We are grateful to be able to present such a strong sampling of ongoing work related to very large-scale computing systems. We thank all the authors of submitted articles and the reviewers for providing detailed, constructive comments during the review process.
Natalie Enright Jerger is an assistant professor in the Edward S. Rogers Department of Electrical and Computer Engineering at the University of Toronto. Her research interests include many-core and multicore architectures, on-chip networks, and cache coherence protocols. Enright Jerger has a PhD in electrical engineering from the University of Wisconsin–Madison. She's a member of IEEE, the IEEE Computer Society, and the ACM.

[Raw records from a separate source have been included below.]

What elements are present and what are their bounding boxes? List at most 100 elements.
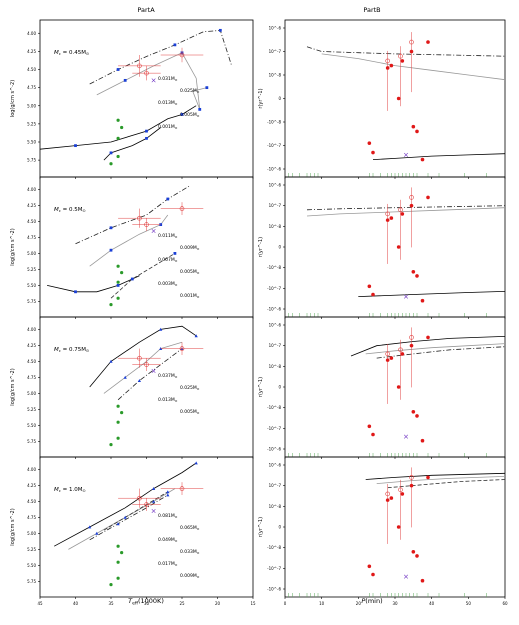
right-panel-frame xyxy=(284,19,506,178)
left-y-tick-label: 4.25 xyxy=(27,483,36,488)
track-marker xyxy=(130,277,134,281)
rate-open-point xyxy=(385,211,390,217)
track-marker xyxy=(116,284,120,287)
rate-curve xyxy=(365,343,506,355)
track-mass-label: 0.009M⊙ xyxy=(180,245,200,251)
rate-filled-point xyxy=(400,492,405,496)
track-marker xyxy=(116,68,120,71)
rate-filled-point xyxy=(400,352,405,356)
left-y-tick-label: 5.25 xyxy=(27,121,36,126)
rate-filled-point xyxy=(415,414,419,418)
left-panel-3: 4.00 4.25 4.50 4.75 5.00 5.25 5.50 5.75 45 40 35 30… xyxy=(10,456,256,606)
observed-open-point xyxy=(137,495,142,501)
right-y-tick-label: -10^-8 xyxy=(267,545,281,550)
green-point xyxy=(120,271,124,275)
rate-filled-point xyxy=(389,63,394,68)
core-mass-label: Mc = 0.45M⊙ xyxy=(54,50,89,56)
rate-filled-point xyxy=(371,150,375,155)
rate-cross-point xyxy=(403,294,409,299)
left-y-tick-label: 5.00 xyxy=(27,531,36,536)
left-panel-group: 4.00 4.25 4.50 4.75 5.00 5.25 5.50 5.75 log(g/cm… xyxy=(10,19,256,606)
evolution-track xyxy=(75,185,190,245)
left-y-tick-label: 5.00 xyxy=(27,251,36,256)
right-panel-frame xyxy=(284,176,506,318)
track-marker xyxy=(109,359,113,363)
track-mass-label: 0.001M⊙ xyxy=(180,293,200,299)
right-y-tick-label: -10^-6 xyxy=(267,447,281,452)
rate-open-point xyxy=(398,207,403,213)
rate-filled-point xyxy=(367,284,372,289)
left-y-tick-label: 4.50 xyxy=(27,67,36,72)
observed-open-point xyxy=(144,222,149,227)
observed-open-point xyxy=(137,63,142,69)
rate-filled-point xyxy=(396,245,401,249)
observed-cross-point xyxy=(151,508,156,514)
rate-open-point xyxy=(398,53,403,59)
track-mass-label: 0.065M⊙ xyxy=(180,525,200,531)
green-point xyxy=(120,125,124,130)
track-mass-label: 0.013M⊙ xyxy=(158,397,178,403)
track-mass-label: 0.025M⊙ xyxy=(180,88,200,94)
left-y-tick-label: 4.25 xyxy=(27,203,36,208)
observed-open-point xyxy=(137,355,142,361)
rate-filled-point xyxy=(396,525,401,529)
track-marker xyxy=(109,226,113,230)
left-y-tick-label: 4.75 xyxy=(27,235,36,240)
column-title-right: PartB xyxy=(363,6,380,14)
column-title-left: PartA xyxy=(137,6,155,14)
core-mass-label: Mc = 1.0M⊙ xyxy=(54,487,86,493)
rate-cross-point xyxy=(403,574,409,579)
left-y-tick-label: 5.25 xyxy=(27,267,36,272)
rate-open-point xyxy=(409,39,414,45)
rate-filled-point xyxy=(415,554,419,558)
rate-open-point xyxy=(398,487,403,493)
track-marker xyxy=(88,525,92,529)
green-point xyxy=(116,264,120,268)
green-point xyxy=(116,560,120,564)
rate-cross-point xyxy=(403,152,409,157)
track-mass-label: 0.005M⊙ xyxy=(180,112,200,118)
track-mass-label: 0.011M⊙ xyxy=(158,233,178,239)
right-x-tick-label: 40 xyxy=(429,601,435,606)
green-point xyxy=(116,280,120,284)
rate-filled-point xyxy=(396,96,401,101)
right-panel-group: 10^-6 10^-7 10^-8 0 -10^-8 -10^-7 -10^-6 r(yr^-… xyxy=(258,19,508,606)
track-marker xyxy=(152,499,156,503)
rate-cross-point xyxy=(403,434,409,439)
track-mass-label: 0.005M⊙ xyxy=(180,409,200,415)
rate-open-point xyxy=(409,195,414,200)
rate-curve xyxy=(387,479,506,489)
track-marker xyxy=(173,252,177,255)
track-marker xyxy=(166,197,170,201)
left-y-tick-label: 4.50 xyxy=(27,359,36,364)
observed-open-point xyxy=(144,70,149,76)
observed-open-point xyxy=(137,215,142,221)
rate-filled-point xyxy=(371,572,375,577)
right-x-tick-label: 0 xyxy=(284,601,287,606)
track-marker xyxy=(109,248,113,252)
rate-filled-point xyxy=(400,59,405,63)
left-y-tick-label: 5.00 xyxy=(27,103,36,108)
rate-filled-point xyxy=(426,195,430,200)
rate-filled-point xyxy=(426,475,430,480)
right-x-tick-label: 30 xyxy=(392,601,398,606)
track-marker xyxy=(123,375,127,379)
left-y-tick-label: 5.25 xyxy=(27,407,36,412)
left-y-tick-label: 4.25 xyxy=(27,49,36,54)
track-mass-label: 0.081M⊙ xyxy=(158,513,178,519)
rate-filled-point xyxy=(426,335,430,340)
left-x-tick-label: 35 xyxy=(108,601,114,606)
rate-filled-point xyxy=(411,410,416,414)
right-y-tick-label: 10^-6 xyxy=(269,323,282,328)
rate-filled-point xyxy=(420,157,425,162)
track-marker xyxy=(74,290,77,294)
right-y-tick-label: 10^-7 xyxy=(269,49,282,54)
green-point xyxy=(116,576,120,580)
right-y-tick-label: -10^-7 xyxy=(267,143,281,148)
rate-filled-point xyxy=(371,432,375,437)
left-y-tick-label: 5.75 xyxy=(27,579,36,584)
rate-curve xyxy=(350,336,506,357)
track-marker xyxy=(166,493,170,497)
rate-filled-point xyxy=(420,578,425,583)
track-marker xyxy=(198,107,202,111)
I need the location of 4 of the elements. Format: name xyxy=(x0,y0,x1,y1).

Mikko Lipasti is the Philip Dunham Reed Professor in Electrical and Computer Engineering at the University of Wisconsin–Madison. His research interests include improving performance and power efficiency, reducing bandwidth and complexity, and masking memory and interprocessor communication latencies in conventional computing systems, as well as novel biologically inspired computing systems modeled after the human neocortex. Lipasti received his PhD in electrical and computer engineering from Carnegie Mellon University. He's a senior member of IEEE.